The banking committee also held a hearing last year on the Cordray nomination but a vote by the full Senate was blocked by Republicans.

Meantime, Republican senators are maintaining their opposition to the Cordray nomination until they get agreement from the President and Senate Democrats to change the structure of the fledgling agency to, among other things expand its governance from a single director to a five-member board and to give Congress direct authority over its spending, which now rests with the President. “Until key structural changes are made to the bureau to ensure accountability and transparency, I will continue my opposition to any nominee for director,” Sen.
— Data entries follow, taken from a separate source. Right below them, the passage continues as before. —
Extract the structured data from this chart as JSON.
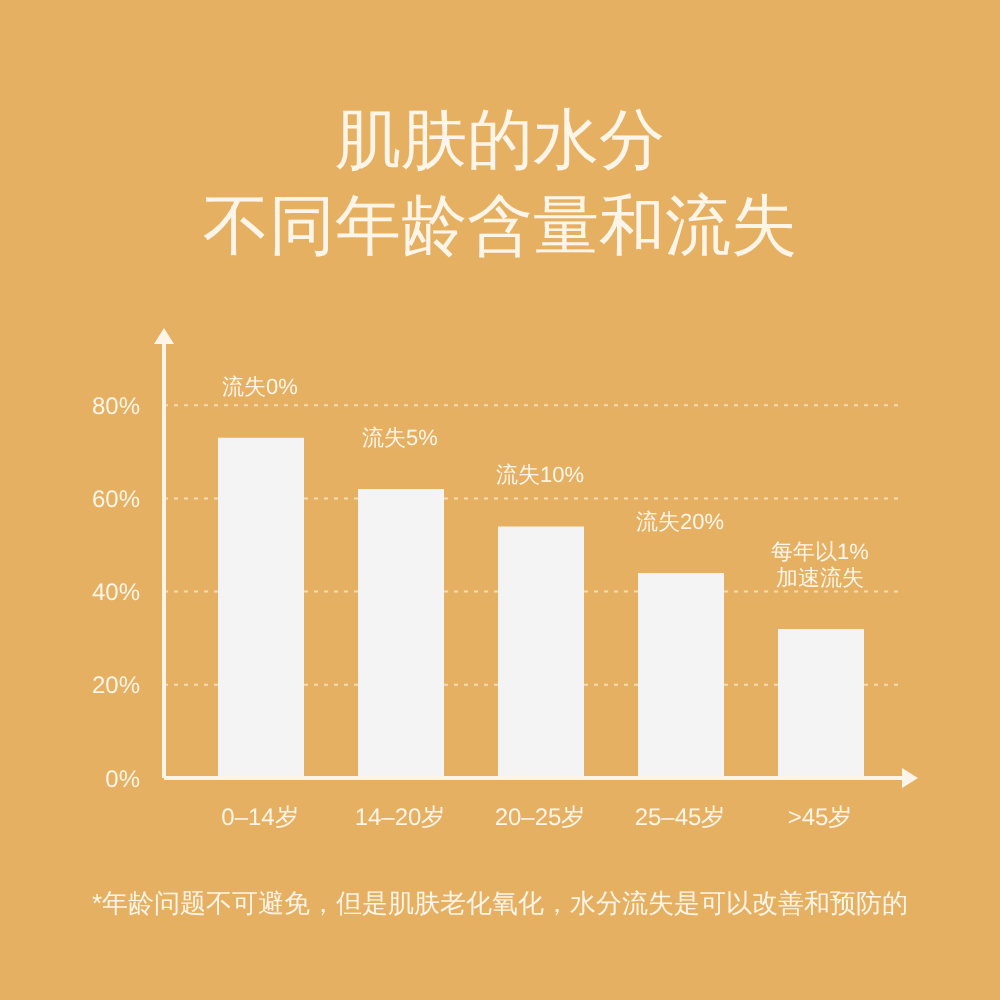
{
  "chart_data": {
    "type": "bar",
    "title": "肌肤的水分",
    "subtitle": "不同年龄含量和流失",
    "categories": [
      "0–14岁",
      "14–20岁",
      "20–25岁",
      "25–45岁",
      ">45岁"
    ],
    "values": [
      73,
      62,
      54,
      44,
      32
    ],
    "color": "#f4f4f4",
    "ylim": [
      0,
      94
    ],
    "yticks": [
      {
        "value": 0,
        "label": "0%"
      },
      {
        "value": 20,
        "label": "20%"
      },
      {
        "value": 40,
        "label": "40%"
      },
      {
        "value": 60,
        "label": "60%"
      },
      {
        "value": 80,
        "label": "80%"
      }
    ],
    "grid": "y",
    "annotations": [
      {
        "text": "流失0%",
        "x": "0–14岁",
        "y": 73
      },
      {
        "text": "流失5%",
        "x": "14–20岁",
        "y": 62
      },
      {
        "text": "流失10%",
        "x": "20–25岁",
        "y": 54
      },
      {
        "text": "流失20%",
        "x": "25–45岁",
        "y": 44
      },
      {
        "text": "每年以1%\n加速流失",
        "x": ">45岁",
        "y": 32
      },
      "*年龄问题不可避免，但是肌肤老化氧化，水分流失是可以改善和预防的"
    ]
  }
}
Michael Crapo, a Republican from Idaho and the ranking member on the banking committee, said yesterday in a statement.

But Senate Democrats remained committed to the structure of the year-old agency approved in the 2010 Dodd-Frank Act that created it. “There is simply no proof that structural changes to the CFPB are necessary, and demanding changes is just politics at play,” Senate Banking Committee Chairman Tim Johnson, Democrat from South Dakota, said in a statement yesterday.

But Crapo’s and his Republican colleagues’ continued opposition means that even if the banking committee votes today to endorse the Cordray nomination it is unlikely to pass the full Senate, where Republicans hold 45 votes, enough to sustain an expected filibuster. That means, Republicans could block a vote on the nomination, even though Democrats have enough votes to get the Cordray bid passed by a simple majority.

Without Senate confirmation to a five-year term Cordray’s recess appointment will expire at the end of the year, unless it is invalidated by the court before then. Cordray, the former Ohio Attorney General, may be convinced the leave before then as he is being courted by the state’s Democrats to run for Governor.

The credit union lobby has been absent from the CFPB fight, even though Massachusetts Sen. Elizabeth Warren, who helped create the CFPB before she was alected to the Senate in November, called on credit union executives at CUNA’s Government Affairs Conference last week to help persuade the Republicans to move the nomination. “We don’t get involved in nominations,” said Ryan Donovan, senior lobbyist for CUNA.

Meantime, consumer group began a campaign to persuade the Republicans to lift the blockade on the CFPB nomination. Americans for Financial Reform, a left-leaning group, began a petition drive aimed at moving the Cordray nomination, and Consumers Union, one of the biggest consumer lobby groups, called on the banking committee to swiftly move the Cordray nomination to a vote by the full Senate.